Ende März 2017 wurde es bekannt gegeben: Die Arbeitsgemeinschaft HENN + C.F. Møller Architects gewinnt den nicht offenen internationalen Wettbewerb zur Erweiterung des Universitätsklinikums der RWTH Aachen. Die Auslobung zum Wettbewerb mit fünf gesetzten Büros – die Gewinner gehören zu den dazugeladenen weiteren sieben – sah die Planung eines zentralen OP Bereichs vor inklusive Intensivpflegeeinheit „zur Optimierung der internen Abläufe und Verbesserung des Angebotes des Uniklinikums.“

Das Ergebnis: ein zentraler OP-Bereich mit 31 einzelnen Operationssälen, ein ambulanter OP mit vier weiteren Operationssälen, drei Intensivpflegeeinheiten mit insgesamt 50 Betten, Räume für die Klinik für Anästhesiologie, die Bettenaufbereitung sowie der neue zentrale Haupteingang mit Patientenaufnahme und Serviceeinrichtungen. Die BGF der Erweiterung beträgt ca. 35.000 m², die Nutzfläche rund 13.500 m².

Das Klinikum, entstanden in den technikgläubigen 1970er Jahren nach den Plänen der Aachener Architekten Weber, Brand & Partner (mit Benno Schachner) und heute ein Beispiel für die damals realisierte internationale Hightech-Architektur, war in den gut dreißig Jahren ihres Bestehens gerade wegen ihrer Technizität und Monumentalität immer wieder in die Kritik geraten. Das 257 m lange, 134 m breite und von 24 markanten Treppenhausschächten mit 54 m Höhe vertikal erschlossene Hauptgebäude steht seit 2008 unter Denkmalschutz.

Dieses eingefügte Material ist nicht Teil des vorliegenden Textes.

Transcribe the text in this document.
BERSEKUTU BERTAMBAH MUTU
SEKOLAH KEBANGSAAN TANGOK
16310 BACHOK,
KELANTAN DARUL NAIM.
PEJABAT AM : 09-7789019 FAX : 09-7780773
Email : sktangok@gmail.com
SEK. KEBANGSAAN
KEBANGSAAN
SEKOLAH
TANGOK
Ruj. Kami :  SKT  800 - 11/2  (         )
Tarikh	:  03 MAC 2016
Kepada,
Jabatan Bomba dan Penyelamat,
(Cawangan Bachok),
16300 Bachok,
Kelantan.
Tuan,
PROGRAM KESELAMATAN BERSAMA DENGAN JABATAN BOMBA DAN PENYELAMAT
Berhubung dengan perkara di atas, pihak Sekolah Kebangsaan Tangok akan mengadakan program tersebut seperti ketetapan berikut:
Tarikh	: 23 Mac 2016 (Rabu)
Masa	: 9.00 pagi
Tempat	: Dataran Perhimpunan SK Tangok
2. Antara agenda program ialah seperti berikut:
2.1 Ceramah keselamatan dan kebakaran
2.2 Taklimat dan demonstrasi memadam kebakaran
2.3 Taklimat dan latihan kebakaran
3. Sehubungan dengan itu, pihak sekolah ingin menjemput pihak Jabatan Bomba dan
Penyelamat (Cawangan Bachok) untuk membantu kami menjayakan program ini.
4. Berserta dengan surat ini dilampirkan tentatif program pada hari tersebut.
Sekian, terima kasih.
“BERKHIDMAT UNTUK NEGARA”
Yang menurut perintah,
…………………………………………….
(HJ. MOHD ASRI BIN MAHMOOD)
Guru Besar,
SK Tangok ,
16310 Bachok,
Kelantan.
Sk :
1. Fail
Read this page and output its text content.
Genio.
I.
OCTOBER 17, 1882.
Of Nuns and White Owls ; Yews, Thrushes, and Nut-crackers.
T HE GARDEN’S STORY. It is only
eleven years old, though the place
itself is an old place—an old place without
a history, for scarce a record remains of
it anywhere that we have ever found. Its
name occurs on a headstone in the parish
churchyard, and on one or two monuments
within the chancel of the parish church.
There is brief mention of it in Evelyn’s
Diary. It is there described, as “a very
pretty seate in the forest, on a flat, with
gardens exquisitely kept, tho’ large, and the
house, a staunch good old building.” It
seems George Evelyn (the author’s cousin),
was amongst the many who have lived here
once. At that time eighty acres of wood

HENN + C.F. Møller Architects erweitern in ihrem Entwurf den Krankenhauskomplex um den geforderten zentralen Operationsbereich, eine Intensivstation und einen neuen Eingangsbereich. Große Teile des Gebäudevolumens sind, so ist der Pressemeldung der Arbeitsgemeinschaft aus München/Kopenhagen zu entnehmen, unter die Erde geschoben, um so den Blick freizugeben auf das denkmalgeschützte Gebäude. Die aufgelockerte Grünlandschaft breitet sich wie ein Teppich über das Gebäude und integriert es somit in die bestehende Parklandschaft, die gleichermaßen der Öffentlichkeit, den Patienten und dem Klinikpersonal Raum für Entspannung bietet. Das geduckte Gebäudevolumen erhebt sich gleich einer sanften Welle zu einer großzügigen Geste, dem öffentlichen Eingangsbereich. Von hier orientieren sich Patienten und Angestellte intuitiv, werden geführt durch grüne Ausblicke und einfallendes Tageslicht.

Ungeachtet der Absenkung sind die neuen OP- und intensivmedizinischen Einheiten so gestaltet, dass eine Maximierung der Tageslichtversorgung qualitativ hochwertige Räume für Patienten und Angehörige schafft. Eingesprenkelt in den offenen Bereich des flexiblen und effizienten Layouts des OP-Levels sind eine Reihe von speziell entworfenen Mitarbeiter-Hubs, die bestmögliche Voraussetzungen für Teamwork und teamübergreifendes Arbeiten bieten.

Die Baukosten liegen bei 151 Mio. €, die der Ersteinrichtung bei ca. 30 Mio. €. Zum Baustart wurde nichts bekannt gegeben.

Auf den zweiten Platz wählte die Jury eine Arbeit der Hascher, Jehle Planen und Beraten GmbH aus Berlin. Ebenfalls in die Preisränge kam der Entwurf von der PL Architekten GmbH, Aachen.